Reasons for the slow down in AgTech job creation

(Jamil) Q: “Quick follow up question on that. What do you think led to this drop that you mentioned recently in the last 10 years? Because surprisingly in the last 10 years we're seeing a huge spike in controlled environment agriculture taking off.”

(Dr. Lefsrud) A: “It was a few things. There was a short sightedness of upper administration. They thought genetics was gonna solve the world, one.  Two, for some reason, in the mid-eighties to nineties, agriculture became a, almost a derogatory term.

You're trying to describe how the world was being destroyed, and I blame it on the people who were pushing climate change narratives. They basically said ‘agriculture, cows and beef are destroying the plant. And you can group it however you want and you can narrow it down or not.

When I first got hired at McGill, I would teach about a pig barn and we'd have students come in and say, ‘I don't wanna learn about pig barns because they're destroying the planet.’

I'm like, ‘Sure. Except when you go eat ribs and then you have to have pig, I'm sorry, or bacon or whatever it is you want to eat.’ And they go, ‘I don't eat those things.’ ‘Okay, great. What do you eat?’ Then they'd list all their things, and I'm like ‘then you need to know, if you're only gonna be a vegan, great.’

How do you process soybean? That's a plant processing facility. And they're like, ‘no, that's industrial agriculture.’ I'm like, ‘Okay. There's not a tofu facility out there that doesn't use industrial scale processing. I'm sorry. You can be as vegan as you want, and it's almost impossible to make a full food stock unless you're gonna go mass production, you just can't make money on it. It's too cheap.’ And these people just didn't understand.” 
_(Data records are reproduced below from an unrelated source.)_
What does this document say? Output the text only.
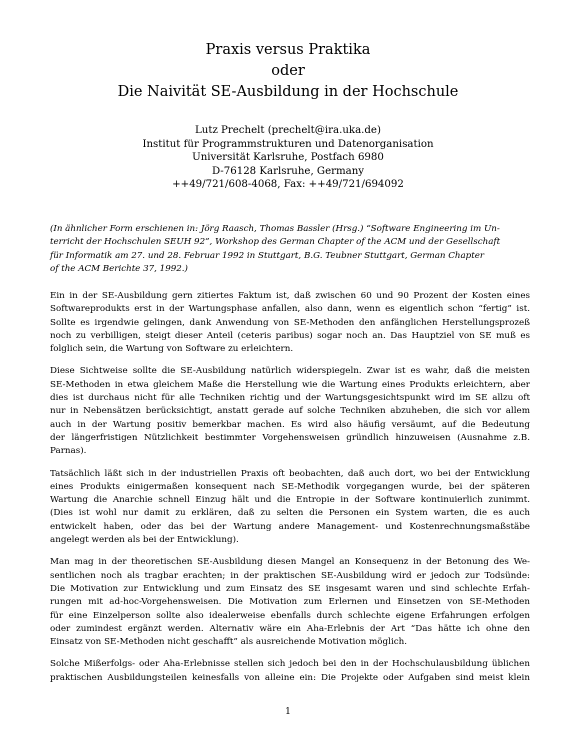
Praxis versus Praktika
oder
Die Naivität SE-Ausbildung in der Hochschule
Lutz Prechelt (prechelt@ira.uka.de)
Institut für Programmstrukturen und Datenorganisation
Universität Karlsruhe, Postfach 6980
D-76128 Karlsruhe, Germany
++49/721/608-4068, Fax: ++49/721/694092
(In ähnlicher Form erschienen in: Jörg Raasch, Thomas Bassler (Hrsg.) “Software Engineering im Un-
terricht der Hochschulen SEUH 92”, Workshop des German Chapter of the ACM und der Gesellschaft
für Informatik am 27. und 28. Februar 1992 in Stuttgart, B.G. Teubner Stuttgart, German Chapter
of the ACM Berichte 37, 1992.)
Ein in der SE-Ausbildung gern zitiertes Faktum ist, daß zwischen 60 und 90 Prozent der Kosten eines
Softwareprodukts erst in der Wartungsphase anfallen, also dann, wenn es eigentlich schon “fertig” ist.
Sollte es irgendwie gelingen, dank Anwendung von SE-Methoden den anfänglichen Herstellungsprozeß
noch zu verbilligen, steigt dieser Anteil (ceteris paribus) sogar noch an. Das Hauptziel von SE muß es
folglich sein, die Wartung von Software zu erleichtern.
Diese Sichtweise sollte die SE-Ausbildung natürlich widerspiegeln. Zwar ist es wahr, daß die meisten
SE-Methoden in etwa gleichem Maße die Herstellung wie die Wartung eines Produkts erleichtern, aber
dies ist durchaus nicht für alle Techniken richtig und der Wartungsgesichtspunkt wird im SE allzu oft
nur in Nebensätzen berücksichtigt, anstatt gerade auf solche Techniken abzuheben, die sich vor allem
auch in der Wartung positiv bemerkbar machen. Es wird also häufig versäumt, auf die Bedeutung
der längerfristigen Nützlichkeit bestimmter Vorgehensweisen gründlich hinzuweisen (Ausnahme z.B.
Parnas).
Tatsächlich läßt sich in der industriellen Praxis oft beobachten, daß auch dort, wo bei der Entwicklung
eines Produkts einigermaßen konsequent nach SE-Methodik vorgegangen wurde, bei der späteren
Wartung die Anarchie schnell Einzug hält und die Entropie in der Software kontinuierlich zunimmt.
(Dies ist wohl nur damit zu erklären, daß zu selten die Personen ein System warten, die es auch
entwickelt haben, oder das bei der Wartung andere Management- und Kostenrechnungsmaßstäbe
angelegt werden als bei der Entwicklung).
Man mag in der theoretischen SE-Ausbildung diesen Mangel an Konsequenz in der Betonung des We-
sentlichen noch als tragbar erachten; in der praktischen SE-Ausbildung wird er jedoch zur Todsünde:
Die Motivation zur Entwicklung und zum Einsatz des SE insgesamt waren und sind schlechte Erfah-
rungen mit ad-hoc-Vorgehensweisen. Die Motivation zum Erlernen und Einsetzen von SE-Methoden
für eine Einzelperson sollte also idealerweise ebenfalls durch schlechte eigene Erfahrungen erfolgen
oder zumindest ergänzt werden. Alternativ wäre ein Aha-Erlebnis der Art “Das hätte ich ohne den
Einsatz von SE-Methoden nicht geschafft” als ausreichende Motivation möglich.
Solche Mißerfolgs- oder Aha-Erlebnisse stellen sich jedoch bei den in der Hochschulausbildung üblichen
praktischen Ausbildungsteilen keinesfalls von alleine ein: Die Projekte oder Aufgaben sind meist klein
1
War in Ukraine and its impact agricultural importance

“War in Ukraine has been quite good for agriculture, to be perfectly honest. Not good for the rest of the world, but from an agricultural perspective, we understand that if we're killing off people and not allowing food to flow from places that are generating it to places where they needed, people starve.

It's not shocking. As soon as the war in Ukraine started, I'm like ‘the biggest consequence is [that] parts of Africa are gonna starve to death.’ They're dependent on that food and having the mechanisms to stop that just caused so much turmoil. So now people are aware that food is a serious issue and we have to take it seriously.

So agriculture has moved back up through the rankings, but for the longest time I'd almost describe it as a four letter word. If you said you were in farming, [people would] say you should get spit on and say you're destroying the planet. Not so much. I'm trying to keep us alive. So it's a shift of mindsets and a shift of perspective.”

Helping students understand the role AgTech plays in global food security

“And now students see that there's a reason to go into this. Students would come into my program, so my resource engineering at McGill and say, ‘I wanna go into soil and water because we're about to run outta water.’ My standard argument, ‘we're not gonna run outta water, we're gonna run outta water that you can drink.’ 

So you have to figure out how to treat the water and how to manage it. And that's a different issue than running out of it. But we could run outta food.You see what a famine is, that's running out of food. And they never thought that was gonna be a serious issue. But now we're running into those places where people can see this possibility.  Where we don't have the buffer we used to have, the big thing was 30 years ago we had plenty of food.

You could get anything you wanted all the time. So why did you care about food?”